Wirkungsfeld 3: Kultur Entwickeln & Leben

Die erfolgreiche Umsetzung von Nachhaltigkeit ist kein kurz- oder mittelfristiges Projekt, sondern ein langfristiger Entwicklungsprozess – der wortwörtlich nachhaltig gestaltet werden muss. Nachhaltiges Change Management bedeutet in diesem Zusammenhang, dass alle Beteiligten konsequent die Umsetzung der gemeinsamen Vision verfolgen und dabei stets Mut und Ausdauer beweisen – insbesondere im Fall von (wirtschaftlich) herausfordernden Umbruchszeiten.

Das bewusste Anstoßen und Gestalten eines mentalen Veränderungsprozesses bei allen Zielgruppen kann das Vorhaben nachhaltig positiv beeinflussen. Nachhaltigkeit muss daher in der Organisationskultur fest verankert und im täglichen Handeln gelebt werden. Das ist eines der schwersten Unterfangen für jedes Unternehmen – denn es erfordert starke Überzeugungskraft seitens der Organisation und hohe Handlungsmotivation eines jeden Einzelnen. Dabei ist zu beachten, dass jeder Mensch unterschiedliche persönliche Entwicklungsphasen durchläuft und die mentale Beeinflussbarkeit nur bedingt durch externe Impulse möglich ist.

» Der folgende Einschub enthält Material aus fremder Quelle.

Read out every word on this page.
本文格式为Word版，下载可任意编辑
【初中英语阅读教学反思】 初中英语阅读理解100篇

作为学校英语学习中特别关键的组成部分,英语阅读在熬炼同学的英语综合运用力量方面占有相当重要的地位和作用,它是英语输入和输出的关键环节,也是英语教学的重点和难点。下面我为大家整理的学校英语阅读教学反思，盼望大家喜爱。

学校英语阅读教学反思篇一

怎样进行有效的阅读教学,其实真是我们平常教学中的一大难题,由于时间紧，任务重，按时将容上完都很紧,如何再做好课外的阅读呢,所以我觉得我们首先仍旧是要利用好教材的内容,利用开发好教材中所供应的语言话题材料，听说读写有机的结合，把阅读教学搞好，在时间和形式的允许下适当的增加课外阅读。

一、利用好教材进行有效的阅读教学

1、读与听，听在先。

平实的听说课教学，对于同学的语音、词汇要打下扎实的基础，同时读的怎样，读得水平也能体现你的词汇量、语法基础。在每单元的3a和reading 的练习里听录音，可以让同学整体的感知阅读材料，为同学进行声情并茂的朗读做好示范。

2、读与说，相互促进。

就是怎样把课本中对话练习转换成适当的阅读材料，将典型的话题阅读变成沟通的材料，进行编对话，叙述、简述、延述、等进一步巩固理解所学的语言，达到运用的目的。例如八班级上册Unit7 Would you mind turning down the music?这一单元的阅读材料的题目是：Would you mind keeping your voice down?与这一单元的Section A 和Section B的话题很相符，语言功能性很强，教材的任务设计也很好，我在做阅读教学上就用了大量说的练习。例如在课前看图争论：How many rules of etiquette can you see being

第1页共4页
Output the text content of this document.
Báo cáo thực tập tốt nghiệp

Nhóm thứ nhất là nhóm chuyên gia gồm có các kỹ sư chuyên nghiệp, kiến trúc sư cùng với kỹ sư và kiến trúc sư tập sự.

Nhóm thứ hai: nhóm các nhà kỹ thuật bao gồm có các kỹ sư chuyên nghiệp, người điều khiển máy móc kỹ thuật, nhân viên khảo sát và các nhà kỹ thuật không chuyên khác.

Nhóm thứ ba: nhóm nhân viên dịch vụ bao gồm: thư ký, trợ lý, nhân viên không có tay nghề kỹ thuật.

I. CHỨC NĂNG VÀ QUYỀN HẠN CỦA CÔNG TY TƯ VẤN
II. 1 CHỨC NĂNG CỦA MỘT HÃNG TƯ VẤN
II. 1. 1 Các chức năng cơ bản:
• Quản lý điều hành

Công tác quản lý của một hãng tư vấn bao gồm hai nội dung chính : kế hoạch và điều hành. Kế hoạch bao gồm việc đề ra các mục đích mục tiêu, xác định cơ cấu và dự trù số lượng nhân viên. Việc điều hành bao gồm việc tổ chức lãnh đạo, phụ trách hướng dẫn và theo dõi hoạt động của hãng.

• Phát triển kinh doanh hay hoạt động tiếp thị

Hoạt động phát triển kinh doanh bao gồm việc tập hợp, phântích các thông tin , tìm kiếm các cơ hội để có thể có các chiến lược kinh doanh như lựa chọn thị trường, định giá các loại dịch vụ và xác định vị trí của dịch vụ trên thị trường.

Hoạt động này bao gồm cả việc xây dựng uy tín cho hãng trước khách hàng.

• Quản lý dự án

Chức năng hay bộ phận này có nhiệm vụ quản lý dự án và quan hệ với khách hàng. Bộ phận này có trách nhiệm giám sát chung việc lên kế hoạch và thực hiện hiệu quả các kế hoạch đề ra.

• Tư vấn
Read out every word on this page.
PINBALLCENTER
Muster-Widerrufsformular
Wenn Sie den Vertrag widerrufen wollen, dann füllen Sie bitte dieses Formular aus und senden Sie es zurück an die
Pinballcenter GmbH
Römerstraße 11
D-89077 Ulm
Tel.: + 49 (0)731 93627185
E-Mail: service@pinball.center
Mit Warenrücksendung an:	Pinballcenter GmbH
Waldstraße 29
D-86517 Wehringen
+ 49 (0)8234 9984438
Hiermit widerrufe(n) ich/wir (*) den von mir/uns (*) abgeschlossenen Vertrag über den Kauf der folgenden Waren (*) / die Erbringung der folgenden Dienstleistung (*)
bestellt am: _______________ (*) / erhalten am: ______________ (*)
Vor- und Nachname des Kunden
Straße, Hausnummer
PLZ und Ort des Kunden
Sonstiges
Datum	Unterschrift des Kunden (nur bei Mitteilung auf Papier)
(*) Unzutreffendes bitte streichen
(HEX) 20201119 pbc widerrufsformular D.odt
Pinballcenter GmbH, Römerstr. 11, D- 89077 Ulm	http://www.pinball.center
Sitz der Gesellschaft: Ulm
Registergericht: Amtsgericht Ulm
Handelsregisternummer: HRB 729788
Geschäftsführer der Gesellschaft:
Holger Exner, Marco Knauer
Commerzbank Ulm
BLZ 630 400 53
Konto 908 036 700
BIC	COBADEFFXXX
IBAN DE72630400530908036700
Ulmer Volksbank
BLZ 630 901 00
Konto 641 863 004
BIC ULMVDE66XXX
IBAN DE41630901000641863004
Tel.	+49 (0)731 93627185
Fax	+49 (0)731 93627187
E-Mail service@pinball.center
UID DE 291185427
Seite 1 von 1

Ein Unternehmen kann allerdings nützliche Impulse anbieten, die Menschen zum Umdenken und Handeln anregen können, wie zum Beispiel:

  • Nachhaltigkeit nach dem Motto „Rede nicht nur darüber, sondern tue Gutes“ gezielt vorleben
  • Sich mit anderen in einem offenen und kontinuierlichen Dialog über Ziele und Wirkungen austauschen
  • Nachhaltigkeit stark zu emotionalisieren, um damit das Herz der Menschen zu berühren.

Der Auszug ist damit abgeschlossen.